Whatever the speculation about the tides and their cause, the very scale and mass of the movement of water they induce has a brutal practicality to it. Learning how to work with the tide to gather food or move along the coast would have been a vital survival skill to any coastal culture.

In New Zealand, we are in the unusual position of having a tide that is dictated by the fact that our landmass sits on what is referred to as an amphidromic point. An amphidromic point, also known as a tidal node, is a geographical location that has zero tidal amplitude.

There are a handful of these around the world’s oceans and at these points, all the complex and messy tide waves appear to cancel each other out. In addition to this odd occurrence, the tide waves that surround them tend to circle them like water around a drain plug.


In New Zealand’s case, they rotate around the country in an anti-clockwise direction which, to further complicate things, goes against the inclinations of the powerful Coriolis effect.

This tidal bulge takes approximately 13 hours to travel a full circuit of the country, northwards up the east coast of both islands and southwards down the west coast. This pattern of flow is the reason why the state of the tides in Auckland’s Waitemata and Manukau Harbours are never the same, despite their close proximity.

The tide has to travel from Auckland around Northland to reach the Manukau Harbour – a journey that takes around 3½ hours. This also explains Cook Strait’s fearsome reputation as the tide travelling northward along the east coast passes the southbound tide to the west.

The strong difference between the states of these tides, combined with the east/west tide height difference makes for what scientists describe as “a complex pattern of strong currents.” In sailor talk, this is a shit-storm.

All around the New Zealand coastline the tidal regime is dominated by the moon and is therefore described as semidiurnal. This means that on most days two high and two low tides will occur at any given location.

Maximum tidal ranges over 3.5m occur at Onehunga, Port Taranaki, Nelson, Westport and Auckland. The smallest tidal ranges of 2m or less are experienced at Gisborne, Napier, Wellington and Picton.

When you look at a marine chart you will notice that the depths are given for the lowest astronomical tide.
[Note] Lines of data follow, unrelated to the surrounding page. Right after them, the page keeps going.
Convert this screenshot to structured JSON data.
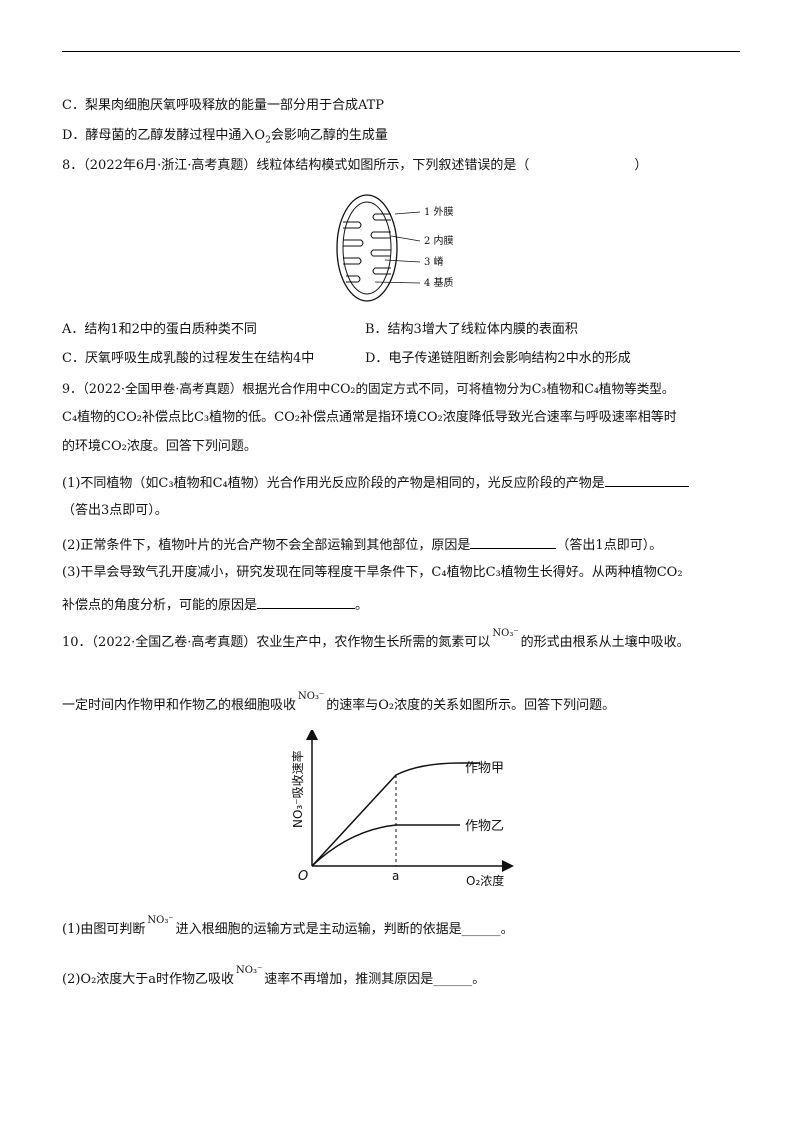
{
  "q7": {
    "opt_c": "C．梨果肉细胞厌氧呼吸释放的能量一部分用于合成ATP",
    "opt_d_pre": "D．酵母菌的乙醇发酵过程中通入O",
    "opt_d_sub": "2",
    "opt_d_post": "会影响乙醇的生成量"
  },
  "q8": {
    "stem": "8．（2022年6月·浙江·高考真题）线粒体结构模式如图所示，下列叙述错误的是（",
    "stem_close": "）",
    "labels": [
      "1 外膜",
      "2 内膜",
      "3 嵴",
      "4 基质"
    ],
    "options": [
      "A．结构1和2中的蛋白质种类不同",
      "B．结构3增大了线粒体内膜的表面积",
      "C．厌氧呼吸生成乳酸的过程发生在结构4中",
      "D．电子传递链阻断剂会影响结构2中水的形成"
    ]
  },
  "q9": {
    "line1": "9．（2022·全国甲卷·高考真题）根据光合作用中CO₂的固定方式不同，可将植物分为C₃植物和C₄植物等类型。",
    "line2": "C₄植物的CO₂补偿点比C₃植物的低。CO₂补偿点通常是指环境CO₂浓度降低导致光合速率与呼吸速率相等时",
    "line3": "的环境CO₂浓度。回答下列问题。",
    "p1a": "(1)不同植物（如C₃植物和C₄植物）光合作用光反应阶段的产物是相同的，光反应阶段的产物是",
    "p1b": "（答出3点即可）。",
    "p2a": "(2)正常条件下，植物叶片的光合产物不会全部运输到其他部位，原因是",
    "p2b": "（答出1点即可）。",
    "p3a": "(3)干旱会导致气孔开度减小，研究发现在同等程度干旱条件下，C₄植物比C₃植物生长得好。从两种植物CO₂",
    "p3b": "补偿点的角度分析，可能的原因是",
    "p3c": "。"
  },
  "q10": {
    "l1a": "10．（2022·全国乙卷·高考真题）农业生产中，农作物生长所需的氮素可以",
    "no3": "NO₃⁻",
    "l1b": "的形式由根系从土壤中吸收。",
    "l2a": "一定时间内作物甲和作物乙的根细胞吸收",
    "l2b": "的速率与O₂浓度的关系如图所示。回答下列问题。",
    "p1a": "(1)由图可判断",
    "p1b": "进入根细胞的运输方式是主动运输，判断的依据是______。",
    "p2a": "(2)O₂浓度大于a时作物乙吸收",
    "p2b": "速率不再增加，推测其原因是______。"
  },
  "chart_data": {
    "type": "line",
    "xlabel": "O₂浓度",
    "ylabel": "NO₃⁻吸收速率",
    "origin_label": "O",
    "x_tick": "a",
    "series": [
      {
        "name": "作物甲",
        "shape": "rises then plateaus at high level"
      },
      {
        "name": "作物乙",
        "shape": "rises then plateaus at low level"
      }
    ]
  }
}
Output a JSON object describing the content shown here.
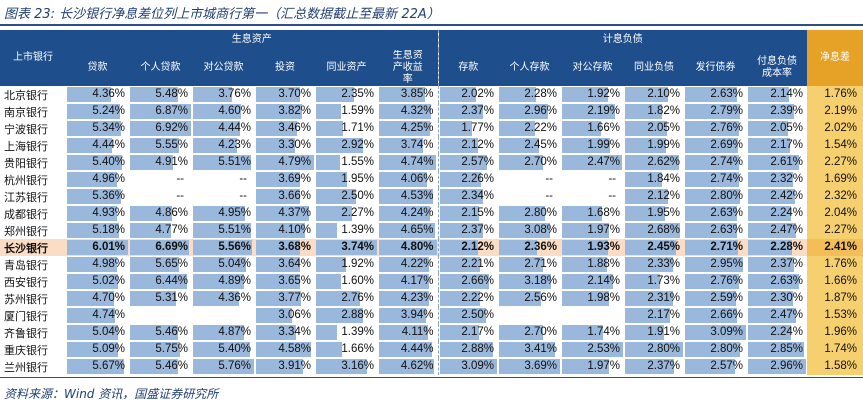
{
  "title": "图表 23:  长沙银行净息差位列上市城商行第一（汇总数据截止至最新 22A）",
  "source": "资料来源：Wind 资讯，国盛证券研究所",
  "headers": {
    "bank": "上市银行",
    "group_assets": "生息资产",
    "group_liabilities": "计息负债",
    "nim": "净息差",
    "loans": "贷款",
    "personal_loans": "个人贷款",
    "corporate_loans": "对公贷款",
    "investment": "投资",
    "interbank_assets": "同业资产",
    "asset_yield": "生息资产收益率",
    "deposits": "存款",
    "personal_deposits": "个人存款",
    "corporate_deposits": "对公存款",
    "interbank_liabilities": "同业负债",
    "bonds_issued": "发行债券",
    "liability_cost": "付息负债成本率"
  },
  "rows": [
    {
      "bank": "北京银行",
      "values": [
        "4.36%",
        "5.48%",
        "3.76%",
        "3.70%",
        "2.35%",
        "3.85%",
        "2.02%",
        "2.28%",
        "1.92%",
        "2.10%",
        "2.63%",
        "2.14%",
        "1.76%"
      ]
    },
    {
      "bank": "南京银行",
      "values": [
        "5.24%",
        "6.87%",
        "4.60%",
        "3.82%",
        "1.59%",
        "4.32%",
        "2.37%",
        "2.96%",
        "2.19%",
        "1.82%",
        "2.79%",
        "2.39%",
        "2.19%"
      ]
    },
    {
      "bank": "宁波银行",
      "values": [
        "5.34%",
        "6.92%",
        "4.44%",
        "3.46%",
        "1.71%",
        "4.25%",
        "1.77%",
        "2.22%",
        "1.66%",
        "2.05%",
        "2.76%",
        "2.05%",
        "2.02%"
      ]
    },
    {
      "bank": "上海银行",
      "values": [
        "4.44%",
        "5.55%",
        "4.23%",
        "3.30%",
        "2.92%",
        "3.74%",
        "2.12%",
        "2.45%",
        "1.99%",
        "1.99%",
        "2.69%",
        "2.17%",
        "1.54%"
      ]
    },
    {
      "bank": "贵阳银行",
      "values": [
        "5.40%",
        "4.91%",
        "5.51%",
        "4.79%",
        "1.55%",
        "4.74%",
        "2.57%",
        "2.70%",
        "2.47%",
        "2.62%",
        "2.74%",
        "2.61%",
        "2.27%"
      ]
    },
    {
      "bank": "杭州银行",
      "values": [
        "4.96%",
        "--",
        "--",
        "3.69%",
        "1.95%",
        "4.06%",
        "2.26%",
        "--",
        "--",
        "1.84%",
        "2.74%",
        "2.32%",
        "1.69%"
      ]
    },
    {
      "bank": "江苏银行",
      "values": [
        "5.36%",
        "--",
        "--",
        "3.66%",
        "2.50%",
        "4.53%",
        "2.34%",
        "--",
        "--",
        "2.12%",
        "2.80%",
        "2.42%",
        "2.32%"
      ]
    },
    {
      "bank": "成都银行",
      "values": [
        "4.93%",
        "4.86%",
        "4.95%",
        "4.37%",
        "2.27%",
        "4.24%",
        "2.15%",
        "2.80%",
        "1.68%",
        "1.95%",
        "2.63%",
        "2.24%",
        "2.04%"
      ]
    },
    {
      "bank": "郑州银行",
      "values": [
        "5.18%",
        "4.77%",
        "5.51%",
        "4.10%",
        "1.39%",
        "4.65%",
        "2.37%",
        "3.08%",
        "1.97%",
        "2.68%",
        "2.63%",
        "2.47%",
        "2.27%"
      ]
    },
    {
      "bank": "长沙银行",
      "values": [
        "6.01%",
        "6.69%",
        "5.56%",
        "3.68%",
        "3.74%",
        "4.80%",
        "2.12%",
        "2.36%",
        "1.93%",
        "2.45%",
        "2.71%",
        "2.28%",
        "2.41%"
      ],
      "highlight": true
    },
    {
      "bank": "青岛银行",
      "values": [
        "4.98%",
        "5.65%",
        "5.04%",
        "3.64%",
        "1.92%",
        "4.22%",
        "2.21%",
        "2.71%",
        "1.88%",
        "2.33%",
        "2.95%",
        "2.37%",
        "1.76%"
      ]
    },
    {
      "bank": "西安银行",
      "values": [
        "5.02%",
        "6.44%",
        "4.89%",
        "3.65%",
        "1.60%",
        "4.17%",
        "2.66%",
        "3.18%",
        "2.14%",
        "1.73%",
        "2.76%",
        "2.63%",
        "1.66%"
      ]
    },
    {
      "bank": "苏州银行",
      "values": [
        "4.70%",
        "5.31%",
        "4.36%",
        "3.77%",
        "2.76%",
        "4.23%",
        "2.22%",
        "2.56%",
        "1.98%",
        "2.31%",
        "2.59%",
        "2.30%",
        "1.87%"
      ]
    },
    {
      "bank": "厦门银行",
      "values": [
        "4.74%",
        "",
        "",
        "3.06%",
        "2.88%",
        "3.94%",
        "2.50%",
        "",
        "",
        "2.17%",
        "2.66%",
        "2.47%",
        "1.53%"
      ]
    },
    {
      "bank": "齐鲁银行",
      "values": [
        "5.04%",
        "5.46%",
        "4.87%",
        "3.34%",
        "1.39%",
        "4.11%",
        "2.17%",
        "2.70%",
        "1.74%",
        "1.91%",
        "3.09%",
        "2.24%",
        "1.96%"
      ]
    },
    {
      "bank": "重庆银行",
      "values": [
        "5.09%",
        "5.75%",
        "5.40%",
        "4.58%",
        "1.66%",
        "4.44%",
        "2.88%",
        "3.41%",
        "2.53%",
        "2.80%",
        "2.80%",
        "2.85%",
        "1.74%"
      ]
    },
    {
      "bank": "兰州银行",
      "values": [
        "5.67%",
        "5.46%",
        "5.76%",
        "3.91%",
        "3.16%",
        "4.62%",
        "3.09%",
        "3.69%",
        "1.97%",
        "2.37%",
        "2.57%",
        "2.96%",
        "1.58%"
      ]
    }
  ],
  "colors": {
    "header_bg": "#1f4e8c",
    "bar": "#9ab7dc",
    "nim_bg": "#f6cf6f",
    "highlight_row": "#fbdcc4"
  }
}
That is to ensure the sailor has low expectations about the water level.

Perversely, landlubber maps tend to finish at mean high water springs, which means at low tide there are thousands of square kilometres of mud and sand exposed. These are a veritable legal (and philosophical) no man’s land. When you inquire about this discrepancy at the local regional council you are often left with a long pause followed by a blank look.

Where I live the tide is still part of everyday culture. In summer it dictates which beach you will swim at, what time you will fish at and which time you will access the harbour by boat. Even the most hardened landlubber who lives here knows this information. In the city that is just over the hill, this knowledge of the tide and its effect on your day disappears.

It becomes hokey folk knowledge; a cartoon of history, with pipe-smoking sailors and peg-leg pirates. With this image, these landlubbers dismiss a large rhythmic miracle that makes the ocean like no other environment on the planet.